Apparently, this is becoming a trend. Watch this wild video:

Here's more from the CBC's story published on Wednesday (yeah, I know, the CBC did actual journalism!):

In the same lot, journalists found dozens of other vehicles, some with Canadian licence plates, often with their provincial registration and insurance documents still in the glove box.

All had been reported stolen from Ontario and Quebec. In 2021, there were just over 27,000 vehicles stolen from Ontario alone, according to a recent report by the Canadian Financing and Leasing Association. That's a car stolen every 17 minutes.

Crime is so rampant in liberal cities that perps can tag a car in a parking lot, follow the tracker at 3AM to steal it out of a driveway (the guy in the video says this has happened TWICE to him), drive it all the way to a port, load it on a ship, and send it through international waters and customs to West freaking Africa.

Criminals used to just chop the cars up and part them out so they wouldn't be caught. Now we're so bad at prosecuting criminals that they can literally ship them with the owner's registration info and license plates STILL ON THE VEHICLE halfway around the world.
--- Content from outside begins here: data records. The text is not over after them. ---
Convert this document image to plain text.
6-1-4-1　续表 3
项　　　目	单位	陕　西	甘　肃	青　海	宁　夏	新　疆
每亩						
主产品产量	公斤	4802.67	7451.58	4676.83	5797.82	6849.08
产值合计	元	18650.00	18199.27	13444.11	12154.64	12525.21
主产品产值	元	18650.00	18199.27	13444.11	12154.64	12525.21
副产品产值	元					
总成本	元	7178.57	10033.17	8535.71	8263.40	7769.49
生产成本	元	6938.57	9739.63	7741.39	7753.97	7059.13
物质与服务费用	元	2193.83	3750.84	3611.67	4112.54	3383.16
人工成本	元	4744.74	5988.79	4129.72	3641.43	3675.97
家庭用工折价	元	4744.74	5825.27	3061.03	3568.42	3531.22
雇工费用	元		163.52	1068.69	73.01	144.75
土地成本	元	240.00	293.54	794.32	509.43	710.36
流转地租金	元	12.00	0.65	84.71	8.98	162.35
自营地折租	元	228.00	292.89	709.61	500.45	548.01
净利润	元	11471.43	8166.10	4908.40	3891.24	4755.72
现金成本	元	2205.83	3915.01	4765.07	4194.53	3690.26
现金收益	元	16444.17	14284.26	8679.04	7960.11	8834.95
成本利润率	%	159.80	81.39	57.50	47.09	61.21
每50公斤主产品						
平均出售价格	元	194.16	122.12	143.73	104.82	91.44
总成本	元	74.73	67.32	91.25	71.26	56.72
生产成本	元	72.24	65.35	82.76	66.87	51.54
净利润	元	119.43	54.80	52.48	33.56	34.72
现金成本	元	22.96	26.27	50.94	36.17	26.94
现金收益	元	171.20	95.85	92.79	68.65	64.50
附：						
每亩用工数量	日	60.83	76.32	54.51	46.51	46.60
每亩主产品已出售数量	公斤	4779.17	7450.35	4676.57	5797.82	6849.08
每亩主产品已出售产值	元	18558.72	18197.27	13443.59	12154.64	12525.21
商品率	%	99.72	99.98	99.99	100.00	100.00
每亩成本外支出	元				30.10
"A large portion of them are leaving the country," said Det.-Sgt. Mark Haywood of Peel Regional Police. "You'll see about 80 per cent of them going out through the ports."

In 2022, police and insurers said there was a never-before-seen billion dollars worth of cars stolen in Canada. It has the country's insurance industry warning of much higher premiums on the most targeted vehicles, and of the potential that some vehicles could be uninsurable.

Criminals aren't courageous. They don't take big risks like this unless it's easy and the payout is worth it. The only way they're getting away with shipping new F-150s to Ghana is because no one is stopping them.

"There is no doubt that vehicle theft has reached a national crisis in this country," said Terri O'Brien, president and CEO of Équité Association, which investigates insurance fraud on behalf of member insurance companies.

Her organization points to surging rates of theft just in 2022:

  • Ontario up 48.3 per cent year over year.
  • Quebec up 50 per cent year over year.
  • Alberta up 18.3 per cent year over year (after several years of decline).
  • Atlantic Canada up 34.5 per cent year over year.

WILD! ARE YOU TIRED OF POLITICIANS BEING SOFT ON CRIME YET?